Snowstorms such as this draw their energy from the contrast between warm ocean waters and a cold Arctic air. They are especially bad when the world experiences a particularly powerful El Niño; this is the name for a pattern of unusually warm water stretching across the surface of the eastern equatorial Pacific that occurs every 3–7 years.
According to Dr Scott Power from the Australian Bureau of Meteorology, the lead author of a report published in 2013, global warming interferes with El Niño temperature patterns. ‘This interference causes an intensification of El Niño’ he says. Climate change may not have caused it but it is affecting the ‘background conditions’.
So if New Yorkers and others have got to live with more blizzards is it 100% bad news?
Yes, many insist. Snow has almost always been bad news; for many in the middle ages it was ‘a matter of life and death’ and despite all our modern engineering it can bring two of the world’s most powerful cities to their knees in just a few hours.
But perhaps, say others, we need to look beyond the risks and costs. If climate change is to be taken seriously it might help if city dwellers, normally so insulated from nature, experienced some extreme weather first hand. Feeling the power of nature helps keep us sane and healthy. (Psychologists call it ‘ecotherapy’). And there is something about snow. Like Tian Tian many people cannot help loving it.
- If you woke up to 24 inches of snow tomorrow, would you be happy or miserable?
- To live in extreme heat or extreme cold -- which would you prefer?
- Write a paragraph describing the last time you felt inspired by nature. Where were you? How did it make you feel?
- Extreme blizzards are one of the more surprising effects of global warming. Research five other ways the weather might change, and the impact it could have. Rank them in order of importance.
Some People Say...
“Great God! this is an awful place”Captain Scott - referring to the South Pole.
What do you think?
Q & A
- I don’t live on the East coast of America.
- It’s still amazing to see two of the world’s most famous cities in a completely different light. And beyond that, it is interesting to consider our reactions to nature — how do we feel when faced with something so overwhelming? How should we react when our routines are brought to a standstill?
- Will it happen in the UK?
- The same storm which caused Snowzilla is now heading towards Britain, and is expected to arrive on Tuesday. However, just as north-east America is particularly susceptible to snowstorms, Britain has its own weak spots which climate change could make worse: notably flooding. The Met Office has issued a ‘severe weather warning’ for Wales, north-west England and western Scotland, so be wary of strong winds and rain.
- Tian Tian
- Born in 1997, the Giant Panda’s name means ‘more and more’. He lives at the Smithsonian National Zoo with the female Mei Xiang, their daughter Bao Bao and cub Bei Bei, who was born in August 2015.
- An East coast state with a population of around six million.
- Baltimore received a record-breaking 29.2 inches of snow.

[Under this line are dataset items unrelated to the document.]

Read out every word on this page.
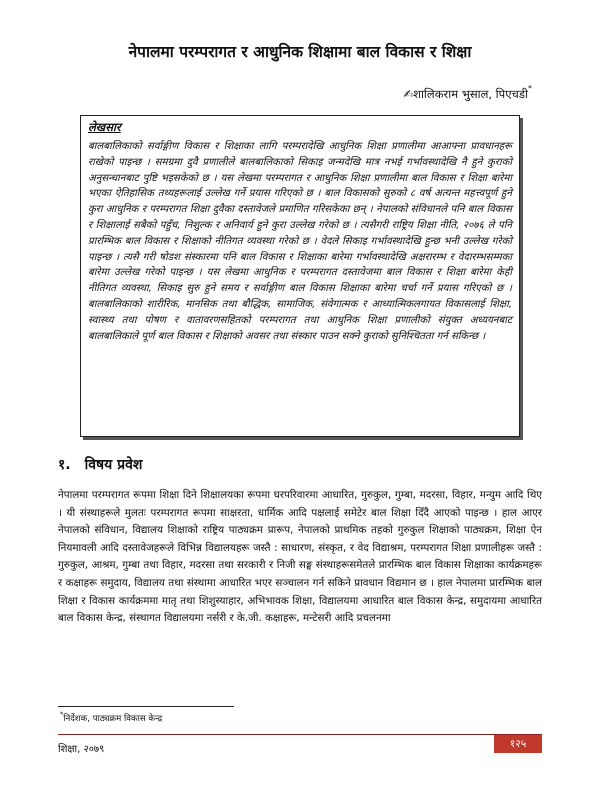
नेपालमा परम्परागत र आधुनिक शिक्षामा बाल विकास र शिक्षा
✍शालिकराम भुसाल, पिएचडी*
लेखसार

बालबालिकाको सर्वाङ्गीण विकास र शिक्षाका लागि परम्परादेखि आधुनिक शिक्षा प्रणालीमा आआफ्ना प्रावधानहरू राखेको पाइन्छ । समग्रमा दुवै प्रणालीले बालबालिकाको सिकाइ जन्मदेखि मात्र नभई गर्भावस्थादेखि नै हुने कुराको अनुसन्धानबाट पुष्टि भइसकेको छ । यस लेखमा परम्परागत र आधुनिक शिक्षा प्रणालीमा बाल विकास र शिक्षा बारेमा भएका ऐतिहासिक तथ्यहरूलाई उल्लेख गर्ने प्रयास गरिएको छ । बाल विकासको सुरुको ८ वर्ष अत्यन्त महत्त्वपूर्ण हुने कुरा आधुनिक र परम्परागत शिक्षा दुवैका दस्तावेजले प्रमाणित गरिसकेका छन् । नेपालको संविधानले पनि बाल विकास र शिक्षालाई सबैको पहुँच, निशुल्क र अनिवार्य हुने कुरा उल्लेख गरेको छ । त्यसैगरी राष्ट्रिय शिक्षा नीति, २०७६ ले पनि प्रारम्भिक बाल विकास र शिक्षाको नीतिगत व्यवस्था गरेको छ । वेदले सिकाइ गर्भावस्थादेखि हुन्छ भनी उल्लेख गरेको पाइन्छ । त्यसै गरी षोडश संस्कारमा पनि बाल विकास र शिक्षाका बारेमा गर्भावस्थादेखि अक्षरारम्भ र वेदारम्भसम्मका बारेमा उल्लेख गरेको पाइन्छ । यस लेखमा आधुनिक र परम्परागत दस्तावेजमा बाल विकास र शिक्षा बारेमा केही नीतिगत व्यवस्था, सिकाइ सुरु हुने समय र सर्वाङ्गीण बाल विकास शिक्षाका बारेमा चर्चा गर्ने प्रयास गरिएको छ । बालबालिकाको शारीरिक, मानसिक तथा बौद्धिक, सामाजिक, संवेगात्मक र आध्यात्मिकलगायत विकासलाई शिक्षा, स्वास्थ्य तथा पोषण र वातावरणसहितको परम्परागत तथा आधुनिक शिक्षा प्रणालीको संयुक्त अध्ययनबाट बालबालिकाले पूर्ण बाल विकास र शिक्षाको अवसर तथा संस्कार पाउन सक्ने कुराको सुनिश्चितता गर्न सकिन्छ ।

१. विषय प्रवेश

नेपालमा परम्परागत रूपमा शिक्षा दिने शिक्षालयका रूपमा घरपरिवारमा आधारित, गुरुकुल, गुम्बा, मदरसा, विहार, मन्युम आदि थिए । यी संस्थाहरूले मुलतः परम्परागत रूपमा साक्षरता, धार्मिक आदि पक्षलाई समेटेर बाल शिक्षा दिँदै आएको पाइन्छ । हाल आएर नेपालको संविधान, विद्यालय शिक्षाको राष्ट्रिय पाठ्यक्रम प्रारूप, नेपालको प्राथमिक तहको गुरुकुल शिक्षाको पाठ्यक्रम, शिक्षा ऐन नियमावली आदि दस्तावेजहरूले विभिन्न विद्यालयहरू जस्तै : साधारण, संस्कृत, र वेद विद्याश्रम, परम्परागत शिक्षा प्रणालीहरू जस्तै : गुरुकुल, आश्रम, गुम्बा तथा विहार, मदरसा तथा सरकारी र निजी सङ्घ संस्थाहरूसमेतले प्रारम्भिक बाल विकास शिक्षाका कार्यक्रमहरू र कक्षाहरू समुदाय, विद्यालय तथा संस्थामा आधारित भएर सञ्चालन गर्न सकिने प्रावधान विद्यमान छ । हाल नेपालमा प्रारम्भिक बाल शिक्षा र विकास कार्यक्रममा मातृ तथा शिशुस्याहार, अभिभावक शिक्षा, विद्यालयमा आधारित बाल विकास केन्द्र, समुदायमा आधारित बाल विकास केन्द्र, संस्थागत विद्यालयमा नर्सरी र के.जी. कक्षाहरू, मन्टेसरी आदि प्रचलनमा

*निर्देशक, पाठ्यक्रम विकास केन्द्र
शिक्षा, २०७९	१२५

Although the measurement in Central Park just fell short of a record, the city did break its record for the most snowfall in a single day.
- 19 people
- While some of these deaths were caused by road incidents, several people died of heart attacks while shovelling snow. Around 100 people die from this activity in the USA every winter. This is because the strenuous work increases heart rate and blood pressure, while the cold air constricts arteries.
- El Niño
- Although El Niño occurs naturally every few years, we are experiencing a particularly strong episode, with drought in Indonesia, heatwaves in India and flooding in South America.
- Working or exercising outdoors can help improve mental and physical health.